In anticipation of a downturning economy, shifting tides in consumer credit were of growing concern for the asset-backed market toward the end of 2000.
Going into the new year, analysts at Merrill Lynch are calling for "moderately higher loss and delinquency levels" in prime collateral, and "more significant deterioration" in subprime collateral.
It is only a matter of time before the problems corporations have experienced work their way to the consumer, impacting securities backed by consumer loans, analysts said.
"The last time we really had an economic slowdown that affected the market was during the 1990-1991 recession, and we did see loss and delinquency numbers go up, but they only went up a little bit," said Dan Castro, ABS strategist at Merrill.
During the 1990 recession, delinquencies increased 20% to 30% from where they were, Castro said. Given the current rough landing view (as opposed to a full-blown recession), Merrill expects an even softer rise in delinquencies, which could start showing up toward the end of the month, or later into the first quarter.
Meanwhile, Standard & Poor's Ratings Services said last week that bank credit card delinquencies were up four basis points to 4.64% in November, and up 55 basis points compared to 4.09%, just six months earlier.
While the average charge-off rate decreased from October to November, analysts are anticipating an uptick going forward, as delinquencies tend preempt charge-offs.
The flipside of slowdown
Though portfolio performance on the consumer side is at issue, problems in the corporate market could continue boosting asset-backed issuance and investor interest, as seen during the second half of 2000.
"The benefit of securitization versus unsecured funding is going to drive large financial institutions, at least for the first two quarters of the year, into the securitization market," said William Grady, managing director and co-head of global ABS at Salomon Smith Barney.

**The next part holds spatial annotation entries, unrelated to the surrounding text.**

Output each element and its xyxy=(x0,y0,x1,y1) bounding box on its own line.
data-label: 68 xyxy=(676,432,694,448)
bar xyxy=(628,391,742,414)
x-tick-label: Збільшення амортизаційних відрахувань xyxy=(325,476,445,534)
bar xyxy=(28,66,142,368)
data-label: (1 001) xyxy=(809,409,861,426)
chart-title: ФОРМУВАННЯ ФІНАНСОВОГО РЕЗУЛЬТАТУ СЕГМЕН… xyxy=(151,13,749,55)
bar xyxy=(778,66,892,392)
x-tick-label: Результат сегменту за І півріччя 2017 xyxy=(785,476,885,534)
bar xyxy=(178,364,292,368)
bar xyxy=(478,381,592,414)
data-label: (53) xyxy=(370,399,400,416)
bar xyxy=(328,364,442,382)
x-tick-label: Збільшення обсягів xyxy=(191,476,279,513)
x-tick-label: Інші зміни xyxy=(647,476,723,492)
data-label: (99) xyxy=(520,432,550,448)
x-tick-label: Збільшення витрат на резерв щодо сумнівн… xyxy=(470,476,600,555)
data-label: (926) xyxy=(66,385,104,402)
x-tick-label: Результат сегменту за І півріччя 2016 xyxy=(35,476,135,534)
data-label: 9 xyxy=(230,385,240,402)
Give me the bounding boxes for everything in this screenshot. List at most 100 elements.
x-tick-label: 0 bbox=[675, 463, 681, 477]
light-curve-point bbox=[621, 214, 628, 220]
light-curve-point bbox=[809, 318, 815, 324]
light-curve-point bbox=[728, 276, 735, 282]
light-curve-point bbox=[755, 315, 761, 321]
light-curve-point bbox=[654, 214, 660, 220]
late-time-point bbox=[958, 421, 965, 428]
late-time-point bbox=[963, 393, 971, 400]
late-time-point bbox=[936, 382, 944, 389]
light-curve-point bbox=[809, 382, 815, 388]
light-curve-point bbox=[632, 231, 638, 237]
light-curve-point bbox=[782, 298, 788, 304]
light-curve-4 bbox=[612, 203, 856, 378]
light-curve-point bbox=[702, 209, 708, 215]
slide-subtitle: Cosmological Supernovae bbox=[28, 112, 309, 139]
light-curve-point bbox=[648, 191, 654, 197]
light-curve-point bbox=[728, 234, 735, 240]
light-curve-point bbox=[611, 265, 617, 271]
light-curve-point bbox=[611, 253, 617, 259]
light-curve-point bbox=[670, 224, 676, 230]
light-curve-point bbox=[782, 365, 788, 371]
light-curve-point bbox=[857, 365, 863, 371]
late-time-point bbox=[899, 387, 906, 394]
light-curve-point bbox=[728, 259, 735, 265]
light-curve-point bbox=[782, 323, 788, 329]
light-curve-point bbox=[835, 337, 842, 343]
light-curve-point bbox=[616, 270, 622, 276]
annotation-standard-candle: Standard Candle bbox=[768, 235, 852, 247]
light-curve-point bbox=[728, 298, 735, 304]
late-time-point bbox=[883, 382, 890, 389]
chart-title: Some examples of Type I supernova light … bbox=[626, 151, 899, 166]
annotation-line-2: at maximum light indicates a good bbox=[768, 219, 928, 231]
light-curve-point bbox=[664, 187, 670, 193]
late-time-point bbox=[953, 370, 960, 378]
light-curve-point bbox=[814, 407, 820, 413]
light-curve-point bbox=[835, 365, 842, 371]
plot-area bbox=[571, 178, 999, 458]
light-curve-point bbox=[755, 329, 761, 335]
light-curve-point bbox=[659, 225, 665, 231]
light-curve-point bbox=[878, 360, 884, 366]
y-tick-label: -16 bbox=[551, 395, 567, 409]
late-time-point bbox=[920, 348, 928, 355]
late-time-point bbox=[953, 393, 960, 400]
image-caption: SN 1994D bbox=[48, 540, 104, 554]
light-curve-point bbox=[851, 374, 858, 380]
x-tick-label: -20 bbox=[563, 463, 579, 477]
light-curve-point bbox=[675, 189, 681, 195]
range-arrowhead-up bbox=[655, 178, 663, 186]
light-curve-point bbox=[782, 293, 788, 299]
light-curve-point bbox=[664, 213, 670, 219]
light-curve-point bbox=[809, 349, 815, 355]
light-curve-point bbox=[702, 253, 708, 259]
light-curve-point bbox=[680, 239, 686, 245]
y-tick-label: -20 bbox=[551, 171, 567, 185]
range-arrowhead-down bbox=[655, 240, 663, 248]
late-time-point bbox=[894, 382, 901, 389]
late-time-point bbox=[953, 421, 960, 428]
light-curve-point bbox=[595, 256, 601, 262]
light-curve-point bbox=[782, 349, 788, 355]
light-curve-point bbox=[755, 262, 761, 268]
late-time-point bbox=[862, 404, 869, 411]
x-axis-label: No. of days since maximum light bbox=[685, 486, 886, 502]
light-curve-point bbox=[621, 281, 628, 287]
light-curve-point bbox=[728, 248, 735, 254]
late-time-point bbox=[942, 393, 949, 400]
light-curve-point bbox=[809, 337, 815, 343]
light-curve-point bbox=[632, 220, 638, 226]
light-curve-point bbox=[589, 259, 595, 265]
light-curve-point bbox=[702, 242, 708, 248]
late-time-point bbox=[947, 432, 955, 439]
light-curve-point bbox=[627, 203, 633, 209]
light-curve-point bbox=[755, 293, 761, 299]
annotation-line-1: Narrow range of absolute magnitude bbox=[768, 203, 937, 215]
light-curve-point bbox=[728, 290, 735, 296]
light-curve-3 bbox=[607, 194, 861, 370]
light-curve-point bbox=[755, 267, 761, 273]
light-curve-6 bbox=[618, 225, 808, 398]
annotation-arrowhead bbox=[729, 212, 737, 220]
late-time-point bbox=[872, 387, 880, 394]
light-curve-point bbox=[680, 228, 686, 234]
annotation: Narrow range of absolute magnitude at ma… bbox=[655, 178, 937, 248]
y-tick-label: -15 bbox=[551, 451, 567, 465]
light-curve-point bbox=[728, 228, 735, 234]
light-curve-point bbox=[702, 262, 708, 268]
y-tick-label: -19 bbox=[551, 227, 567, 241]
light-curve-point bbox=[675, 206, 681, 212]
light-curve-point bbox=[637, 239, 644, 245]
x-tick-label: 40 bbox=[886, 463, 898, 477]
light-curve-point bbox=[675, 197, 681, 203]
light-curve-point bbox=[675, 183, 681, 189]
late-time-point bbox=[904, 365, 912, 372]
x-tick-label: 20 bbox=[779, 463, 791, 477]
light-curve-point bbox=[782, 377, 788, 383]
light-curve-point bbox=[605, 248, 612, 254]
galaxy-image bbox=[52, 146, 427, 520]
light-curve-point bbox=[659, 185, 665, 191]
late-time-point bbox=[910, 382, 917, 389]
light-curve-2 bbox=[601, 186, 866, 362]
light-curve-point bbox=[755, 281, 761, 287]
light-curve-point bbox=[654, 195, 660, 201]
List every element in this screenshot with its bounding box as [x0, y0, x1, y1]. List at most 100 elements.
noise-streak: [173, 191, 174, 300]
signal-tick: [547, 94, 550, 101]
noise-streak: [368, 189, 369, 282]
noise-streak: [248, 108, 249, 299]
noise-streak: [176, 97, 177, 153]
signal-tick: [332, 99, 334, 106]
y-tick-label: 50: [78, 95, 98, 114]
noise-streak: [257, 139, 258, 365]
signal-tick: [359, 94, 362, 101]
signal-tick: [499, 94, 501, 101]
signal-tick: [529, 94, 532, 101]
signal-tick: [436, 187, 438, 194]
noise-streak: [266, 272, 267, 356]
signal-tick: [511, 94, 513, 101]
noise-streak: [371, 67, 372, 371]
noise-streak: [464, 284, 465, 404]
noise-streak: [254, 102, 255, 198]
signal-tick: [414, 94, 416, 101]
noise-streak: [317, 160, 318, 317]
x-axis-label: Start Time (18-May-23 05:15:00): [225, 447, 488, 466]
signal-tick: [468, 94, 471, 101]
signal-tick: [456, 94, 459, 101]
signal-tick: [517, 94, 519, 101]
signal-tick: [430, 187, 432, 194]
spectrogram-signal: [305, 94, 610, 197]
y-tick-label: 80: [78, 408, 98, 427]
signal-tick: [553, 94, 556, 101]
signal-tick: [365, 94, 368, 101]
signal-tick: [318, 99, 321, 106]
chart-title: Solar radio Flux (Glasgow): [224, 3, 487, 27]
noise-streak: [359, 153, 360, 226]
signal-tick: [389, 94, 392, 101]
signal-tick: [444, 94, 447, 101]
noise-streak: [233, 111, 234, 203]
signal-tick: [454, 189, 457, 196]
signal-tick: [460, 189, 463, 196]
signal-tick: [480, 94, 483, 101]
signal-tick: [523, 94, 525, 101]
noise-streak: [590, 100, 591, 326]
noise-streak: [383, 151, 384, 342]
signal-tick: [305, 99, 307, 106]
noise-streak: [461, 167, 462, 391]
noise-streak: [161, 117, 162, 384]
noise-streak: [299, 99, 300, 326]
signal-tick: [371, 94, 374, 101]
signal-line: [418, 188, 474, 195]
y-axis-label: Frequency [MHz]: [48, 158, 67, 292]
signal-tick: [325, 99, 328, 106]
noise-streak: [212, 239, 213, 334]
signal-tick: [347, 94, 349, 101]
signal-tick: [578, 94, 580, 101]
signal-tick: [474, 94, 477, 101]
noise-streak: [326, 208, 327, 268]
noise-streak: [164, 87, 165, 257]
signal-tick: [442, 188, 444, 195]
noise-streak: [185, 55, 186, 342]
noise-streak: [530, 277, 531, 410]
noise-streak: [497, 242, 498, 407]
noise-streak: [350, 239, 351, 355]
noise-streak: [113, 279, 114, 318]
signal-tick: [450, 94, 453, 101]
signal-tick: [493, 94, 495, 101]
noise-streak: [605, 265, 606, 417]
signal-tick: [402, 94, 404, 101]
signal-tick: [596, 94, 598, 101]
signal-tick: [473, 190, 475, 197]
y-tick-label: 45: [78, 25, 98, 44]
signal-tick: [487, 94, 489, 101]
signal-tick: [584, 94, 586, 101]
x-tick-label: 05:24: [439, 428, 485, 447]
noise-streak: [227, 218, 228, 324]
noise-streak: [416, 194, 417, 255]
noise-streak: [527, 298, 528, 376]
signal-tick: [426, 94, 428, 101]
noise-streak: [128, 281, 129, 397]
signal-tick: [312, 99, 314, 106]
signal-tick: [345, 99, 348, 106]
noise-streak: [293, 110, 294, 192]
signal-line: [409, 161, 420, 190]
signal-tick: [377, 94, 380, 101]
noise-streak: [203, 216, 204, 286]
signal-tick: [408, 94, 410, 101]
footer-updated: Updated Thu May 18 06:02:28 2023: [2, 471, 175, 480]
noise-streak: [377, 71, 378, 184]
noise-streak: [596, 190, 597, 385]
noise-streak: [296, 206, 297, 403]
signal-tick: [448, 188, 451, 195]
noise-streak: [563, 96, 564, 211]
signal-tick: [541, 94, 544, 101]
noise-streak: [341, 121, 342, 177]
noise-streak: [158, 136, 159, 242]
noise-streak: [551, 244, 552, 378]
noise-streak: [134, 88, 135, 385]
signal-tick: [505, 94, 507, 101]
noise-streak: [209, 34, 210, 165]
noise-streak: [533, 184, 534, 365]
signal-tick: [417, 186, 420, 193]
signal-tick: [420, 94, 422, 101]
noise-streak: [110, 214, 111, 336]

"My own outlook, for the largest credit card and auto companies, is that we're actually going to see significant volume increases in the first and second quarter," Grady added. "Beyond that it's really going to be a question of what happens to spreads in both the unsecured and the securitization markets."
According to Merrill's Castro, a few developments could follow this migration to the securitization market. For one, if spreads in the corporate market blow out far enough, investors could regain interest, thus dampening the recent robust demand seen in the ABS market. Similarly, too much supply in the ABS market could squeeze out the cost benefit of issuing into the ABS market.